5. Geschichtliche Grundbegriffe: Historisches Lexikon zur politisch-sozialen Sprache in Deutschland, ed. Otto Brunner; Werner Conze; Reinhart Koselleck (Stuttgart: Klett-Cotta, 1972–1997)
6. Sozialgeschichte Europas im Mittelalter (Göttingen: Vandenhoeck & Ruprecht, 1978).

==Reappraisals of his scholarship==
1. Gadi Algazi, Herrengewalt und Gewalt der Herren im späten Mittelalter: Herrschaft, Gegenseitigkeit und Sprachgebrauch. (Frankfurt am Main/New York: Campus, 1996).
2. František Graus, “Verfassungsgeschichte des Mittelalters,” Historische Zeitschrift 243 (1986), pp. 529–590.
3. Otto Gerhard Oexle, “Sozialgeschichte – Begriffsgeschichte – Wissenschaftsgeschichte. Anmerkungen zum Werk Otto Brunners,” Vierteljahresschrift für Sozial- und Wirtschaftsgeschichte 71 (1983), pp. 305–341.
4. James Van Horn Melton, “From Folk History to Structural History: Otto Brunner (1898-1982) and the Radical-Conservative Roots of German Social History,” in Hartmut Lehmann and James Van Horn Melton, eds., Paths of Continuity: Central European Historiography from the 1930s to the 1950s (Cambridge: Cambridge University Press, 1994), pp. 263–292.

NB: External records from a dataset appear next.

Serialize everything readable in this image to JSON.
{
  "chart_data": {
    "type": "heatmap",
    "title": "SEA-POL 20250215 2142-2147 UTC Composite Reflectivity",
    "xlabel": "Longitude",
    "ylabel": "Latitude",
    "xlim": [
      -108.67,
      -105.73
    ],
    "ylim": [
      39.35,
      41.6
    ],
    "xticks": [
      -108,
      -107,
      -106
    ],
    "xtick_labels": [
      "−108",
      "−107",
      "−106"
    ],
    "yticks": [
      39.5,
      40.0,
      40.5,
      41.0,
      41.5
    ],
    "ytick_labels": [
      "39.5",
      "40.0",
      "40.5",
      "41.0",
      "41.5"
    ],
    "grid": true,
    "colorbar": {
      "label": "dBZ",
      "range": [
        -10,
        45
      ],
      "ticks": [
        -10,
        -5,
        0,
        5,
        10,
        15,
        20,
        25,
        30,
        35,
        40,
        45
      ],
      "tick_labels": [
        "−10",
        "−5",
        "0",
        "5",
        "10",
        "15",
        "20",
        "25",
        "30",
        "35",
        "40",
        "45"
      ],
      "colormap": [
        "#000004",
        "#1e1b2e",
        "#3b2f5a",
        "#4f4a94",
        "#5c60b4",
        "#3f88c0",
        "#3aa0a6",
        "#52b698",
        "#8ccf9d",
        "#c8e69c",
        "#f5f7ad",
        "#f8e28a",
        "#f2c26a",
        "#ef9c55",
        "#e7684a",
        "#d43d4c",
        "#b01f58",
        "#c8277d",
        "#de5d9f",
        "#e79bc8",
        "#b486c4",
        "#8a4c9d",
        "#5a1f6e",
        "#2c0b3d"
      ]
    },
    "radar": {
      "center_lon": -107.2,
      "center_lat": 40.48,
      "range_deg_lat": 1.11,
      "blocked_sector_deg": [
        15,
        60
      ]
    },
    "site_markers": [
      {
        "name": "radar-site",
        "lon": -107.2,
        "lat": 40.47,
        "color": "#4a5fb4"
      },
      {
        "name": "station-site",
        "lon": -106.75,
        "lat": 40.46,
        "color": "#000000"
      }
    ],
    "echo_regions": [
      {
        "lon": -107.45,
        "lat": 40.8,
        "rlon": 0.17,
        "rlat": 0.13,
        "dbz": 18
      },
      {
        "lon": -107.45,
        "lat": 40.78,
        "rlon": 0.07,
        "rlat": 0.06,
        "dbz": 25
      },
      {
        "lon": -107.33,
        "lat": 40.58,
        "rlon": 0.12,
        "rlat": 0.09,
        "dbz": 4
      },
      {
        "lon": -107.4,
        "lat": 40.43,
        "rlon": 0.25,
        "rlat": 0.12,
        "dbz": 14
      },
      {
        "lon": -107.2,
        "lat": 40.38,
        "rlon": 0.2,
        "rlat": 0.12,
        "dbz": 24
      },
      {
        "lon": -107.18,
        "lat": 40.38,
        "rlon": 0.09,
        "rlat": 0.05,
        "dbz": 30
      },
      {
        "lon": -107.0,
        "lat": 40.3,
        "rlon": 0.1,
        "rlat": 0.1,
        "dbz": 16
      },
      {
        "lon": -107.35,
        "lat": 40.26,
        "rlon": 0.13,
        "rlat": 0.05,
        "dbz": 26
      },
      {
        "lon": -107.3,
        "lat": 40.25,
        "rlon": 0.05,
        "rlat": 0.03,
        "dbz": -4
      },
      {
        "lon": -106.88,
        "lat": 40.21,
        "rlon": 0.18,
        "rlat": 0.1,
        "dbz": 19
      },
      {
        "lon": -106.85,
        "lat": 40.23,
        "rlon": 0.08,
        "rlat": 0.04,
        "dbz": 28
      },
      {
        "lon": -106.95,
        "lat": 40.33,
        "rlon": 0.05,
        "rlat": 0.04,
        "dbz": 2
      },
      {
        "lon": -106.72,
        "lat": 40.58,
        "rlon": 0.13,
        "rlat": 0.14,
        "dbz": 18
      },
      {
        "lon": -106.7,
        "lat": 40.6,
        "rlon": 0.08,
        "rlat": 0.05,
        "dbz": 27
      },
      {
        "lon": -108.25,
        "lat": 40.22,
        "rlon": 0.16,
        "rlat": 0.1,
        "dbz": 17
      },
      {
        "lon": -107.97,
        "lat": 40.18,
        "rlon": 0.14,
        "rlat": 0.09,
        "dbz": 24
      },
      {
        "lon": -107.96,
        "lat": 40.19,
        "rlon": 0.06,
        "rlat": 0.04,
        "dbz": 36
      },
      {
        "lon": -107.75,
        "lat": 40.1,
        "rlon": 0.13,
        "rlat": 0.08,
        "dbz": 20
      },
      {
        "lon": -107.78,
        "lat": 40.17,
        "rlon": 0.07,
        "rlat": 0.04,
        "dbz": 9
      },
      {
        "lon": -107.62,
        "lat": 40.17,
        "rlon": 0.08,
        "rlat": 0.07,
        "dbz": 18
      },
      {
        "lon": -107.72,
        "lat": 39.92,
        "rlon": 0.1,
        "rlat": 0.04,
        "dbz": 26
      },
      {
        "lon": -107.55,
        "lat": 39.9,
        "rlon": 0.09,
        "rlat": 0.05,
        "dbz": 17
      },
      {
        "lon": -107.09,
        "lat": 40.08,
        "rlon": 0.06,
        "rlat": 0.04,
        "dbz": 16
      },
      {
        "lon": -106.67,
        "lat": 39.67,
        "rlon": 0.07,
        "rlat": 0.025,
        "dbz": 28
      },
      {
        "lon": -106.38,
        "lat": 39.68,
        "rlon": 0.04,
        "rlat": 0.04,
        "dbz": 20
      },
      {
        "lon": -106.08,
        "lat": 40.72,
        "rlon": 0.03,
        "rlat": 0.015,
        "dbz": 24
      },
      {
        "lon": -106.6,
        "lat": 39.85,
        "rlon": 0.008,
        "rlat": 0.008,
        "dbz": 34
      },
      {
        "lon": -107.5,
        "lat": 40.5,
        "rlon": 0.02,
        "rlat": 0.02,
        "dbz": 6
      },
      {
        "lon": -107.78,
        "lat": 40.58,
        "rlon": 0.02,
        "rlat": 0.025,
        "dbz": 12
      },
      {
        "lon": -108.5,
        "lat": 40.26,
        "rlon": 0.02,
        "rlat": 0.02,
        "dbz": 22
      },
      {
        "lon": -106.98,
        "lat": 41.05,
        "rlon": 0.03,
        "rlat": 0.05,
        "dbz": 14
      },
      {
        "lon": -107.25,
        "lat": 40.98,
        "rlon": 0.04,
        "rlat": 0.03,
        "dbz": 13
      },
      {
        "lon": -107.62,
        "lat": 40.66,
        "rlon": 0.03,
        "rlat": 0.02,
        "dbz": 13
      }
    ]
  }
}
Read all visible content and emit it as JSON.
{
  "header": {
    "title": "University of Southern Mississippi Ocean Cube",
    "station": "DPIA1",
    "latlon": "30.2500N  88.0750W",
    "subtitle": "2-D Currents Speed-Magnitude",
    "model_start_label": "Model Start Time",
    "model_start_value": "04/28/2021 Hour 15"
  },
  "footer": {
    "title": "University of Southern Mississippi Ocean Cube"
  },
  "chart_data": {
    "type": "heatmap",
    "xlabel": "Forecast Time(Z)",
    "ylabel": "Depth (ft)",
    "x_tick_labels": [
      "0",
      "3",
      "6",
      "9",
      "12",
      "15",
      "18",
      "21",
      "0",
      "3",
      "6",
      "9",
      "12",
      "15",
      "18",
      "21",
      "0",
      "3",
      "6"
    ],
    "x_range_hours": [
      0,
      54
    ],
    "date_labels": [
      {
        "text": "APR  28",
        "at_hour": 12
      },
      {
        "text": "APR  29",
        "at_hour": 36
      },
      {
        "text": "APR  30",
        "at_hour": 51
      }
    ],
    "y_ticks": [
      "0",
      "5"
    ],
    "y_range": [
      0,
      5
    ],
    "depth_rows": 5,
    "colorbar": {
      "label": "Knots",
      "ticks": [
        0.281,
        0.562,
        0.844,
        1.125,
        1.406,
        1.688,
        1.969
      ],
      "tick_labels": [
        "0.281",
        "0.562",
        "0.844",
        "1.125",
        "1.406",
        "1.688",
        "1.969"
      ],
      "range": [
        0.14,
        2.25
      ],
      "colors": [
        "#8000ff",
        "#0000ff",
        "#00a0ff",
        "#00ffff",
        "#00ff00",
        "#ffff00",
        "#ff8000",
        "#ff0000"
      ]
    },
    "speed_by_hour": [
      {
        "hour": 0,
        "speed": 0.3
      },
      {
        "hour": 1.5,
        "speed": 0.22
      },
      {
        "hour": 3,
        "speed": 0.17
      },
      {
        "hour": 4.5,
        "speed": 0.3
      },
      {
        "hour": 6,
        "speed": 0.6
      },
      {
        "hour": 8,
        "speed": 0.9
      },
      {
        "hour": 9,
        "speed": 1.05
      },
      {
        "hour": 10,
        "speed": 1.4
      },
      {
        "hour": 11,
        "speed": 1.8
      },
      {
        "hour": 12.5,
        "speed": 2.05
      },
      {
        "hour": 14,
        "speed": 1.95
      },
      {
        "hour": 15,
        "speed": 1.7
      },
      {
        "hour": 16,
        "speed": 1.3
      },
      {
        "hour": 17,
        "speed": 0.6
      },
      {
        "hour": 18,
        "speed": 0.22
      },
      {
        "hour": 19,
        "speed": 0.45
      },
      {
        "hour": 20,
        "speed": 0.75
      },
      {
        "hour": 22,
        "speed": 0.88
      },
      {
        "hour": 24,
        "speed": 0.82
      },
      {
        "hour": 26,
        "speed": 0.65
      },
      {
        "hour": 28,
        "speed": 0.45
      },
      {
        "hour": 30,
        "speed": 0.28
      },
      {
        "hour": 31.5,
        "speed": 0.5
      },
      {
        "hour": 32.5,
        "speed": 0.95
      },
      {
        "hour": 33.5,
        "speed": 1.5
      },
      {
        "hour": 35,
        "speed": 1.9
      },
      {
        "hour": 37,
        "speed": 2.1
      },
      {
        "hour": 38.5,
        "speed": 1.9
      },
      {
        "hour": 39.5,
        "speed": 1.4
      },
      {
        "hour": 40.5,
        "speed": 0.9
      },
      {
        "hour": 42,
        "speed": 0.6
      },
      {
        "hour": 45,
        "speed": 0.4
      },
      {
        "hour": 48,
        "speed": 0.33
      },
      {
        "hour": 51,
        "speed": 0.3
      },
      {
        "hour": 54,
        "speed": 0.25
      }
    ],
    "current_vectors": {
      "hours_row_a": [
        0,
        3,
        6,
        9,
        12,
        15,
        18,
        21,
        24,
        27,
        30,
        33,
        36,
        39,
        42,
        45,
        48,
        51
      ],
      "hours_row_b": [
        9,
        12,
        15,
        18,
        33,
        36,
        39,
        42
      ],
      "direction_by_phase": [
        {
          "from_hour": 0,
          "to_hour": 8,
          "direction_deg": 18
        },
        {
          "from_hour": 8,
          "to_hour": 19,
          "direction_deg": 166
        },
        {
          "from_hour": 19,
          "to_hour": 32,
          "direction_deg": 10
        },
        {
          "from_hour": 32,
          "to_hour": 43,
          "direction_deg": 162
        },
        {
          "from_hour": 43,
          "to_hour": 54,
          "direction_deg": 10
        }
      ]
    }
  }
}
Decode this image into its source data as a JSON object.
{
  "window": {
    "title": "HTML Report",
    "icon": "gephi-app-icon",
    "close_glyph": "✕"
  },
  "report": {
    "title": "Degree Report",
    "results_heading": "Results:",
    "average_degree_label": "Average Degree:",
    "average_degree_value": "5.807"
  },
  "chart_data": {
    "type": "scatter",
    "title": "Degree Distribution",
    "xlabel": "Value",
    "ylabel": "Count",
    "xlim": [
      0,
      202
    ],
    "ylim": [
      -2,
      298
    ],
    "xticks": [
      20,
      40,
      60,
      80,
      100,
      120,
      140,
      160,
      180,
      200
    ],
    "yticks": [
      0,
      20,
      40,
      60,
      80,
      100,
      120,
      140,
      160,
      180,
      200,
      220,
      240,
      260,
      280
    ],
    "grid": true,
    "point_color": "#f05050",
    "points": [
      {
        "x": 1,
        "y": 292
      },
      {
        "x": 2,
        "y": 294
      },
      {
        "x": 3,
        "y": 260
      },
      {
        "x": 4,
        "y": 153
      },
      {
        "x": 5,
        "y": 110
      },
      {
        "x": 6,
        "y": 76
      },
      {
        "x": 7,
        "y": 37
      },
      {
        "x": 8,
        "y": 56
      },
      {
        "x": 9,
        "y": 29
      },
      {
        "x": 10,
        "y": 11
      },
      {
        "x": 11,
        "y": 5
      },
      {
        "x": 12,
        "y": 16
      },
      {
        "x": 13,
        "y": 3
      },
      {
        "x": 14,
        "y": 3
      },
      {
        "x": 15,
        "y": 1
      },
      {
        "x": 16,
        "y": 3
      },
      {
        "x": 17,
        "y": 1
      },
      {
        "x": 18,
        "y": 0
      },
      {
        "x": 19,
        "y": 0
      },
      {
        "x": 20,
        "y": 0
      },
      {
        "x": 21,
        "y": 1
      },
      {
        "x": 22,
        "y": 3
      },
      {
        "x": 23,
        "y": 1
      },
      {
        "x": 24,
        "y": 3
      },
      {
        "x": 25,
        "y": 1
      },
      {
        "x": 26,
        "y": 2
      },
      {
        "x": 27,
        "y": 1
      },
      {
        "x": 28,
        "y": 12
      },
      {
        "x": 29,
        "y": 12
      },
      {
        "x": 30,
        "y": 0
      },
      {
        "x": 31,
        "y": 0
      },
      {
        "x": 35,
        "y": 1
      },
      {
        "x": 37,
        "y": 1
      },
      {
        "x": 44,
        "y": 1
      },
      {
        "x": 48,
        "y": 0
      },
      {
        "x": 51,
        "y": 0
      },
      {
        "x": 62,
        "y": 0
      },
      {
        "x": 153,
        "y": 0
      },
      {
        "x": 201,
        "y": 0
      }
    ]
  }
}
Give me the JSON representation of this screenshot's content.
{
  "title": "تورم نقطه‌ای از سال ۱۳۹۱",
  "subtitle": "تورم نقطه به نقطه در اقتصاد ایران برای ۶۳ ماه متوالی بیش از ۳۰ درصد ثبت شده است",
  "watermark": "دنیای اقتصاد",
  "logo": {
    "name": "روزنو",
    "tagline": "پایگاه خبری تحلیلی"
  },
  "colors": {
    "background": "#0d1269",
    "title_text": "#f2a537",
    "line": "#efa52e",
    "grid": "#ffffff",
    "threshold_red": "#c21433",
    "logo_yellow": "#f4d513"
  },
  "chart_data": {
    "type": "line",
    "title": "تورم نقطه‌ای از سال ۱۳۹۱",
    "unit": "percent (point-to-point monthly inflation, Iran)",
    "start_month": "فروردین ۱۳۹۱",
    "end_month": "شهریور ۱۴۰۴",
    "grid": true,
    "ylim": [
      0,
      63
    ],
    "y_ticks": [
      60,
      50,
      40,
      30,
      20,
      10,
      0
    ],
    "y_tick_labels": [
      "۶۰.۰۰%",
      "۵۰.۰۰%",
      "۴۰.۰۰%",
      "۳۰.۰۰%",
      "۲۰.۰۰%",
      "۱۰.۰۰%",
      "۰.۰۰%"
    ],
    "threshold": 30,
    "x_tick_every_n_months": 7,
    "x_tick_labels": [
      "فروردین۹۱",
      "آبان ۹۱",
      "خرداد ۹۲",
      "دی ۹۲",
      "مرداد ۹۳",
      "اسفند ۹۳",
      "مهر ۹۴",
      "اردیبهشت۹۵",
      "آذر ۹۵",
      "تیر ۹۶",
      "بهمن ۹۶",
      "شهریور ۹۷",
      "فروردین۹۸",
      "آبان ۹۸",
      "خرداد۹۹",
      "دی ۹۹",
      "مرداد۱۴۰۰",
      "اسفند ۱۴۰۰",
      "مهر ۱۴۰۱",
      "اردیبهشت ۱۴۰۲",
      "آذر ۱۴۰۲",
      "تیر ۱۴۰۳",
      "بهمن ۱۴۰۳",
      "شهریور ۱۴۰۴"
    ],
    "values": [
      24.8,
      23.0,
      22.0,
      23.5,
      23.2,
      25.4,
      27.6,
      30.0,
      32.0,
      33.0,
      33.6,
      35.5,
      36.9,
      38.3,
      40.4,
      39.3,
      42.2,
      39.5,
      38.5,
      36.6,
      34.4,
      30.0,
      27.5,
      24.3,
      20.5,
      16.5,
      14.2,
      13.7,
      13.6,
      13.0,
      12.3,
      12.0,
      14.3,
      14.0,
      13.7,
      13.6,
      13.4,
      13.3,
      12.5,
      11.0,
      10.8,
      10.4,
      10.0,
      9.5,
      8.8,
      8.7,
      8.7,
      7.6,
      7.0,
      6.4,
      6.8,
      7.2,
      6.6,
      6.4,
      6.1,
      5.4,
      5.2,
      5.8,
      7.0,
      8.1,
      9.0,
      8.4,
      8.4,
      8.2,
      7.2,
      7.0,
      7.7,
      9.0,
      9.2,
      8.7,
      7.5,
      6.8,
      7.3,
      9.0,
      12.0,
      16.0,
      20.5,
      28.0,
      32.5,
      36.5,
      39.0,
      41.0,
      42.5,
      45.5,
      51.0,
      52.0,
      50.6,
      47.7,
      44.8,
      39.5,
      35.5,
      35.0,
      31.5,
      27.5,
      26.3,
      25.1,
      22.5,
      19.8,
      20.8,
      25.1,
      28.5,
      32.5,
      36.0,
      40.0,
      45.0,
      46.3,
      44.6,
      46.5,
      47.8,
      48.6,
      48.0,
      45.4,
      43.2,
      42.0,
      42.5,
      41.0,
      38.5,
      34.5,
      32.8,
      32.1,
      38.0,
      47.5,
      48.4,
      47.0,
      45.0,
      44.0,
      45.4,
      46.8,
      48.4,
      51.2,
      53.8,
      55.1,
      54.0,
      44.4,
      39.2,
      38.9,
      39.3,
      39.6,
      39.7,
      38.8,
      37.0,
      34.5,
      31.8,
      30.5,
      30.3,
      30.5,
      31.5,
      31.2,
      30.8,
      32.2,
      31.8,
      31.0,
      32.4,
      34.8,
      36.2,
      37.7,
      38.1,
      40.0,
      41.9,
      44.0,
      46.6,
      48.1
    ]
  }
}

5. Peter N. Miller, "Nazis and Neo-Stoics: Otto Brunner and Gerhard Oestreich Before and after the Second World War," Past and Present 176 (2002), pp. 144–186
6. Langmaier, Konstantin. (2016). "'Dem Land Ere und Nucz, Frid und Gemach': Das Land als Ehr-, Nutz- und Friedensgemeinschaft: Ein Beitrag zur Diskussion um den Gemeinen Nutzen," Zeitschrift für Historische Forschung 31, No. 4 (2004), pp. 529-549.